Even though stocks are now trading at new record highs, the Delta variant has renewed worries for potential disruptions to business around the world. If you are an active investor, you may have found yourself asking how strong the momentum is behind the US market. One technical indicator that can help shed some light on this question is ADX. According to ADX, the market's momentum may lack underlying strength to persist over the short term.
Why strength matters
Whereas technical indicators like RSI, MACD, and stochastics can help you determine at what price to buy and sell a stock, ADX is used to help determine how strong a trend is. From an investing perspective, strength can be an important factor as it can help determine if there is momentum behind a market move.

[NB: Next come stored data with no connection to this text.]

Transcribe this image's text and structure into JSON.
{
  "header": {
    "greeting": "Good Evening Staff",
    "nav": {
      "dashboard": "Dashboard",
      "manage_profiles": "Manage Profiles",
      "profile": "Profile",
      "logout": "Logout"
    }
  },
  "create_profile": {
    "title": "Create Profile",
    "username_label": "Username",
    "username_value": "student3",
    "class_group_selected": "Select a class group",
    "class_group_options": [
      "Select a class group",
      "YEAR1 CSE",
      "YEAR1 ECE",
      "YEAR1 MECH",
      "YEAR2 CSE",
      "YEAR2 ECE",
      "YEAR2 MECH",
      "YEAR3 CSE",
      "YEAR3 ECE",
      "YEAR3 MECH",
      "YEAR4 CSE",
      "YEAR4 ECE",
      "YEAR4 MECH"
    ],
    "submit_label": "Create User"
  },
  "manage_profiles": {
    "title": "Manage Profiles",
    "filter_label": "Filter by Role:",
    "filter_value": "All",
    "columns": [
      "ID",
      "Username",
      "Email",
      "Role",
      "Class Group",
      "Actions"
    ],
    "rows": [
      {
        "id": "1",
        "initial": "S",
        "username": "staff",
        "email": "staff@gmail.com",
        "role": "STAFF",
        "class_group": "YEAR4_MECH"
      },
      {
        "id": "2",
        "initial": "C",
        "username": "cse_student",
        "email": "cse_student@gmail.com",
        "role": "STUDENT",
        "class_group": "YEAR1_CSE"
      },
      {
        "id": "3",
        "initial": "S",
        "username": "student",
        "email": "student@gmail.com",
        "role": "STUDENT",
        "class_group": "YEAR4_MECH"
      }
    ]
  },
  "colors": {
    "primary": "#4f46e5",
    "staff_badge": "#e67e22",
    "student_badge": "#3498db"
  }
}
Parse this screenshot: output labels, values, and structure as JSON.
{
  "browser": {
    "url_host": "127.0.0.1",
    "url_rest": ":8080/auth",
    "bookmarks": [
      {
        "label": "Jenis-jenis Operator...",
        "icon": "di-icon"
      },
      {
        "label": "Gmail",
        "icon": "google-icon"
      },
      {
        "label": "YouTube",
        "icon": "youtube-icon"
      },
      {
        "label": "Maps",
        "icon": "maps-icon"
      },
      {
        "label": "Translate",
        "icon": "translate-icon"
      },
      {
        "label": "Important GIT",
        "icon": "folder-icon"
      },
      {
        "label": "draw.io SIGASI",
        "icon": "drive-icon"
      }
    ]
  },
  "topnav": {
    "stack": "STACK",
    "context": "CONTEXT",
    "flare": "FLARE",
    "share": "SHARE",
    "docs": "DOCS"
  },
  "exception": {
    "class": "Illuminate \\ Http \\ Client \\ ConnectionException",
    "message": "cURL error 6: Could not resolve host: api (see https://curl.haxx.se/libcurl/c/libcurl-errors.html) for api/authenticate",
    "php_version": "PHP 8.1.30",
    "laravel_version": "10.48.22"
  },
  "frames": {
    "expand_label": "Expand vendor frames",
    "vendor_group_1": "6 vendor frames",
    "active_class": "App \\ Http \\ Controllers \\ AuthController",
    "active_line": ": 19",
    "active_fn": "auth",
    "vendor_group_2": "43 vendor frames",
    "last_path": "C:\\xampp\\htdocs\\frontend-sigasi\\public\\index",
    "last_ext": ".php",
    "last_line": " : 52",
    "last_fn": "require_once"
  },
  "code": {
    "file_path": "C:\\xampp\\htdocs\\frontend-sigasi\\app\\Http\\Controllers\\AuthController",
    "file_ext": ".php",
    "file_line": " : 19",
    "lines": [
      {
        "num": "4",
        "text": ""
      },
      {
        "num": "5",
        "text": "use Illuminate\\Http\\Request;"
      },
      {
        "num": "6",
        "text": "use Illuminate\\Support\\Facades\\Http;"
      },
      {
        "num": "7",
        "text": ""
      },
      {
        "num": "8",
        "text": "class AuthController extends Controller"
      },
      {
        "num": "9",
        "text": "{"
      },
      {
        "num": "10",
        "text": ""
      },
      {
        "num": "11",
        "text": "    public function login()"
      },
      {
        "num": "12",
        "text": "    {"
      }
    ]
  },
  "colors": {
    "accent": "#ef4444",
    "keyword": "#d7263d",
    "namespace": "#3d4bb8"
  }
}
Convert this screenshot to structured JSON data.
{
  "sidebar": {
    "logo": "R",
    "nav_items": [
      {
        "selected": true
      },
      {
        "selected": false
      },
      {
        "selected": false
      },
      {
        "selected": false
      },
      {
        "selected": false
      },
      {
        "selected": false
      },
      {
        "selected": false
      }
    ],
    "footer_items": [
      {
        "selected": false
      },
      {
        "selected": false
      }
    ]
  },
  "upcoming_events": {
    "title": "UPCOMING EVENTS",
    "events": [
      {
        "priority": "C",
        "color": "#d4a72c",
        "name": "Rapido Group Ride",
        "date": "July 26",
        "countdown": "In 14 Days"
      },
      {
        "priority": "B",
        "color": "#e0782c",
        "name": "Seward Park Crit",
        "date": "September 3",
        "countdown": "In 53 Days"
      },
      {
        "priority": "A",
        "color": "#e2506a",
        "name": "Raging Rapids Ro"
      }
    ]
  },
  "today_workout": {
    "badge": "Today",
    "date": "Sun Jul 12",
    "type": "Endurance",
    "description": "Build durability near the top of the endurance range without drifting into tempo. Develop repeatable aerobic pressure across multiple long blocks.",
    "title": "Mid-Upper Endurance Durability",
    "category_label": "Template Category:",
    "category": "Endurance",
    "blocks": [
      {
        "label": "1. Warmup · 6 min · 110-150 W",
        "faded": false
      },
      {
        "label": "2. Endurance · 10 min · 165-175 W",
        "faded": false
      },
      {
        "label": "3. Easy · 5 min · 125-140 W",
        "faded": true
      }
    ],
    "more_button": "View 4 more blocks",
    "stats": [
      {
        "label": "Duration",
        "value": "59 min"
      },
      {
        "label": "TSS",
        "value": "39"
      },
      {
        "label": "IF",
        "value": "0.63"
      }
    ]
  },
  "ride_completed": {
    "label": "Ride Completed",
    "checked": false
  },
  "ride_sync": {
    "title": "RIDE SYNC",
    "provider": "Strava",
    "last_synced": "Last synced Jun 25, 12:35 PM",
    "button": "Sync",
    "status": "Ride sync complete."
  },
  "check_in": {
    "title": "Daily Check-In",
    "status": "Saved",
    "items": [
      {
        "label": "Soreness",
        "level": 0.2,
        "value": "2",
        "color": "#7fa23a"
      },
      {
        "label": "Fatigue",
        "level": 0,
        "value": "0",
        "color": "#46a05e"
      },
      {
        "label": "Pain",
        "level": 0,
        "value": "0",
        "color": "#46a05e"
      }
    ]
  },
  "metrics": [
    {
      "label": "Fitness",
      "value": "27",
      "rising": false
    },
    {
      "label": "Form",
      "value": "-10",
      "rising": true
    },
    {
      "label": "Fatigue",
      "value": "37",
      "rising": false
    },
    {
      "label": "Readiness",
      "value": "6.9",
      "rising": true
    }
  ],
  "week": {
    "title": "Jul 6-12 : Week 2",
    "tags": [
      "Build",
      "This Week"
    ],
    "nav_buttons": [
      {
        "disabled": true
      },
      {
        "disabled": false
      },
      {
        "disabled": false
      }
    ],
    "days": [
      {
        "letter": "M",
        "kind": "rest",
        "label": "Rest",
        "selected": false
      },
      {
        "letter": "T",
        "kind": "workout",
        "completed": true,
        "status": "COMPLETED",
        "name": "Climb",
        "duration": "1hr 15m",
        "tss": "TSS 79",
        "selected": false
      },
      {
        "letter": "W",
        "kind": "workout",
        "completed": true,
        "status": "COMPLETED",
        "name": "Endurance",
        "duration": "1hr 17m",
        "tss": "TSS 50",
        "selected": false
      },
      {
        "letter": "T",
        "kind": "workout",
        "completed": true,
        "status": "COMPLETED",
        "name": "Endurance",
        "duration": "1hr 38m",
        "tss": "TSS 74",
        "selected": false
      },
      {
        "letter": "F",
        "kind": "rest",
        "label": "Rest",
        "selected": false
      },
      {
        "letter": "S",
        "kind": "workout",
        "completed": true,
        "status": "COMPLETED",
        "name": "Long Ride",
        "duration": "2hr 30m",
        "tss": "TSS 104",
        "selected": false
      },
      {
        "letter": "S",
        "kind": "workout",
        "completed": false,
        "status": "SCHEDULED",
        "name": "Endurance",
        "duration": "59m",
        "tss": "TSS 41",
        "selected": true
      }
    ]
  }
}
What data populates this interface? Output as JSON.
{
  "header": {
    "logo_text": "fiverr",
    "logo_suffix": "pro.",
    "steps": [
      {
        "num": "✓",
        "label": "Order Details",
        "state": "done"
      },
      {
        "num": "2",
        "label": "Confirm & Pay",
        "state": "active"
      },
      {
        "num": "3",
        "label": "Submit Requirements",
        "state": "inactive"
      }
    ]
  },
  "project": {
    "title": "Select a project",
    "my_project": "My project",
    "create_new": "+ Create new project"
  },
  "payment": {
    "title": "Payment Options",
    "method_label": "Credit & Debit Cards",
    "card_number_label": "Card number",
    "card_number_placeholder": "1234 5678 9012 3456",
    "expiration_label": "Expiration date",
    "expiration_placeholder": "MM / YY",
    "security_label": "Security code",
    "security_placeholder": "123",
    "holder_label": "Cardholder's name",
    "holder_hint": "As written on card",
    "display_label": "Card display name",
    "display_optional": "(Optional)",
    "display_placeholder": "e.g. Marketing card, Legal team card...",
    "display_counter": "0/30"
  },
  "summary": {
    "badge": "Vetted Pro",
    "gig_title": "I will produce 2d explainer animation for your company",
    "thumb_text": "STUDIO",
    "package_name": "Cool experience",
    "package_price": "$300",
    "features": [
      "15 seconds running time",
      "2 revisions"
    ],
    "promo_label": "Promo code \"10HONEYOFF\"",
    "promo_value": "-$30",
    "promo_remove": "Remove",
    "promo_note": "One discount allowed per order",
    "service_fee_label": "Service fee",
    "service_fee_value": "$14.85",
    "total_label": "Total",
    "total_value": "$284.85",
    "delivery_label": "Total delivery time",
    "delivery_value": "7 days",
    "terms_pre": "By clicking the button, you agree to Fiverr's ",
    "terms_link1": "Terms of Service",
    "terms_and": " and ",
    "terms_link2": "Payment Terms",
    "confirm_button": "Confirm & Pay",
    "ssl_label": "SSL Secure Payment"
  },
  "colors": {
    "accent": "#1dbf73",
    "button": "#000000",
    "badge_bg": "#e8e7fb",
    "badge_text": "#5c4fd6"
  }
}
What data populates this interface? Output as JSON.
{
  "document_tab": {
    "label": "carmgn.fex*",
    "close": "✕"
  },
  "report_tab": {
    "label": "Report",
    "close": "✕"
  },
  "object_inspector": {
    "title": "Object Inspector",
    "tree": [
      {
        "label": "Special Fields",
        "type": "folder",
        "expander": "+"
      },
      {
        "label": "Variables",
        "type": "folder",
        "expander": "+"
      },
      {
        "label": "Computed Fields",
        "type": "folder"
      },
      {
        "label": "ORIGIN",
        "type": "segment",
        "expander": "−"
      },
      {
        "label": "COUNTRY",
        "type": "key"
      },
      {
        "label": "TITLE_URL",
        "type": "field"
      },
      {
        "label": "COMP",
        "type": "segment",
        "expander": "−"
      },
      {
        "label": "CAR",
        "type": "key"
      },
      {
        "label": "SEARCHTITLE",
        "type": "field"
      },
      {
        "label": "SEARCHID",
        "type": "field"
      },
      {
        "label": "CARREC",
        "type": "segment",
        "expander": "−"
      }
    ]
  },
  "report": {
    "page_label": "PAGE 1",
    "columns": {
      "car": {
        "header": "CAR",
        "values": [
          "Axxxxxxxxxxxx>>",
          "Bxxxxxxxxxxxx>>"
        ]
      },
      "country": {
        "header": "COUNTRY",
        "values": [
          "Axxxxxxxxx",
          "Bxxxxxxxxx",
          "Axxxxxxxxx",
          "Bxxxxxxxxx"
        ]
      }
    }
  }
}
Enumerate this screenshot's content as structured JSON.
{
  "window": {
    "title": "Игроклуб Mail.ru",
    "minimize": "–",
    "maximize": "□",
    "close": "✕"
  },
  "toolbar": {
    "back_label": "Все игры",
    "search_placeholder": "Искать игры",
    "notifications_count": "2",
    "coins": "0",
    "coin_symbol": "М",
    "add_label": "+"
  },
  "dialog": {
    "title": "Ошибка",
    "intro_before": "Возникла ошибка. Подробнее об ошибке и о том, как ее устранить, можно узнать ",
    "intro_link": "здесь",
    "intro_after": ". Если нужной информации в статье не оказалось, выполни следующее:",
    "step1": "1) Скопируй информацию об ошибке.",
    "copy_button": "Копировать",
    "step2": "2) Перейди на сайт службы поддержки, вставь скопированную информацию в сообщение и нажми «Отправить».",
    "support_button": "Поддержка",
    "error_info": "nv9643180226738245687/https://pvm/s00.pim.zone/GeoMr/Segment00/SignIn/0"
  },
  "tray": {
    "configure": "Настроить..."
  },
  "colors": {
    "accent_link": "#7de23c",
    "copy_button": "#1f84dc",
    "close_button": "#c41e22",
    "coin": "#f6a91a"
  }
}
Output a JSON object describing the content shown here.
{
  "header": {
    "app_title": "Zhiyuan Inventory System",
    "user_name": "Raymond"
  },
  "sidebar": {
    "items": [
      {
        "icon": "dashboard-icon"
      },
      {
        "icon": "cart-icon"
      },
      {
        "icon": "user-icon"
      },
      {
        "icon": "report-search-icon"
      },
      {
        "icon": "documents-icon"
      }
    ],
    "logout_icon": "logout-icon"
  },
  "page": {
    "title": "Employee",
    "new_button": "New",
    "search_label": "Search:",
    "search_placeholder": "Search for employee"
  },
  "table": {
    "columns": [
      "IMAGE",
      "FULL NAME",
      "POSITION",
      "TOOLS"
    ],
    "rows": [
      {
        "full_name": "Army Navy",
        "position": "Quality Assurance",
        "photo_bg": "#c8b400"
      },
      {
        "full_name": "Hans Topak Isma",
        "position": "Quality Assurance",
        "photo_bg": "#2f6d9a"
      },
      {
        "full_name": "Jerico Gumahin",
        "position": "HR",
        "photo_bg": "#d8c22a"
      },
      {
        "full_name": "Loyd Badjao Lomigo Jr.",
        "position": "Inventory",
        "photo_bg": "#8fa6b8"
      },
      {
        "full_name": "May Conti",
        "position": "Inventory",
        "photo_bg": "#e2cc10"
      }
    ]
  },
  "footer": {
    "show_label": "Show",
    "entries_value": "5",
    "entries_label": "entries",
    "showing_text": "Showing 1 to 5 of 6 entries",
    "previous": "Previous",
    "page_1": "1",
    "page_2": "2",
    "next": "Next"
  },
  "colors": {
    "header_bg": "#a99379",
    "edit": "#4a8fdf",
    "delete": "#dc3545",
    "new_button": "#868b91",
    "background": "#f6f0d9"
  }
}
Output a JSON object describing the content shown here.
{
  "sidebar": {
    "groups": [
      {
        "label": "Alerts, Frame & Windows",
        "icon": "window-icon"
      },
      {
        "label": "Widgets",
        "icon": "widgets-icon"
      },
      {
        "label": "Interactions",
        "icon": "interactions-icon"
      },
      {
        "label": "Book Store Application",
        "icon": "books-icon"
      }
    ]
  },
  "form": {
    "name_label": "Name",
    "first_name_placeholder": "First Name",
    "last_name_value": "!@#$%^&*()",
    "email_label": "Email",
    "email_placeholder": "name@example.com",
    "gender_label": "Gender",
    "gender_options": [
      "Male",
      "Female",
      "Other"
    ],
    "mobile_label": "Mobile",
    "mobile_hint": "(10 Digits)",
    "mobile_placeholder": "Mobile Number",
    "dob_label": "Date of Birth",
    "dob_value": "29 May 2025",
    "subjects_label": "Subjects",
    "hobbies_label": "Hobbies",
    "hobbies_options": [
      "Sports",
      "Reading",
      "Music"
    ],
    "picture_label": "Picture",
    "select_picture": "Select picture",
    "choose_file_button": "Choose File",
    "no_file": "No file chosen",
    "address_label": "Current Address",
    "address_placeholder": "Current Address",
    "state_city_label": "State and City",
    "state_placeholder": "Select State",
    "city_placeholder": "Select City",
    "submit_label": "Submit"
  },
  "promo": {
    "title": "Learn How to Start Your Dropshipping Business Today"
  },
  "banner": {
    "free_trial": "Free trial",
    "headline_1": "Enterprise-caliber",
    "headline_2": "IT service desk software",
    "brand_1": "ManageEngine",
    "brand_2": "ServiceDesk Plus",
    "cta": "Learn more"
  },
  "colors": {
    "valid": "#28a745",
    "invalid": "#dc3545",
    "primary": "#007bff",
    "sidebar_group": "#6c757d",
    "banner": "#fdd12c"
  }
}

To understand why, consider a hypothetical stock that is rising in price. Would you rather own this stock if the uptrend were strengthening or weakening? From a technical analysis perspective, a rising stock in a strong uptrend may suggest greater likelihood of continuing to rise than the same stock whose uptrend is showing signs of weakness.
ADX up close
ADX is a short-term indicator that can be used under any type of market conditions (e.g., bull or bear markets, high or low volatility, etc.). It is simply the mean, or average, of the values of directional movement (DM) lines over a specified period. DM lines are calculated using current high and low prices. Much like RSI and stochastics, ADX fluctuates between 0 and 100. The bottom part of the chart above demonstrates what the ADX indicator looks like.
Unlike other technical indicators, however, readings above 60 do not occur frequently for ADX. In practice, most chart analysts believe a reading above 25 typically indicates a strong trend and a reading below 20 usually suggests there is no trend—with no clear signal interpretation existing between 20 and 25.
A rising ADX line generally means that an existing trend is strengthening. If ADX suggests the trend is strong (i.e., ADX is rising), then trend-following systems—such as moving averages and channel breakouts—are expected to have more validity. Alternatively, if you see a falling ADX line, which indicates an existing trend is weak or there is no trend, you may not want to place as much value in the signals given by trend-following systems.
There are actually 3 lines in the ADX indicator. The most important one is the ADX line. In addition, there are 2 other lines: A DMI plus line (sometimes shown on charts as DMI+ or DI+) and a DMI minus line (sometimes shown on charts as DMI- or DI-). DMI stands for directional movement indicator. Whereas the ADX line determines the strength of the trend, the 2 DMI lines complement the ADX line by helping determine the trend’s direction.
The direction of the trend is interpreted as positive when the DMI plus line is higher than the DMI minus line. Conversely, the direction of the trend is interpreted as negative when the DMI minus line is higher than the DMI plus line.
How strong are stocks now?
Looking at the chart of the S&P 500, stocks remain in a longer-term uptrend (the top part of the chart above). Indeed, the S&P 500 has doubled since March 23, 2020. The pace of the uptrend has slowed in recent weeks, amid worries over the Delta variant and other factors.
The direction of the uptrend is confirmed by the DMI lines (as seen in the bottom part of the chart above): The DMI plus line (~27) is above the DMI minus line (~21). However, the ADX line is sloping down and has fallen below 15, suggesting the uptrend is weak. In order for ADX to confirm the strength of the uptrend over the short term, ADX would need to climb above 25.
Adding ADX to your toolkit
There are many ways that you can incorporate indicators and technical analysis into your investing strategy. One way is to use indicators and other chart techniques to supplement your overall assessment of the fundamentals of the global economy, the business cycle, and other factors relevant to your analysis.
Of course, ADX's current reading does not necessarily mean that stocks will fall over the short term. More importantly, the lingering threat of COVID-19 could render chart patterns and indicators like ADX irrelevant. But ADX can be used to supplement your view of short-term trends.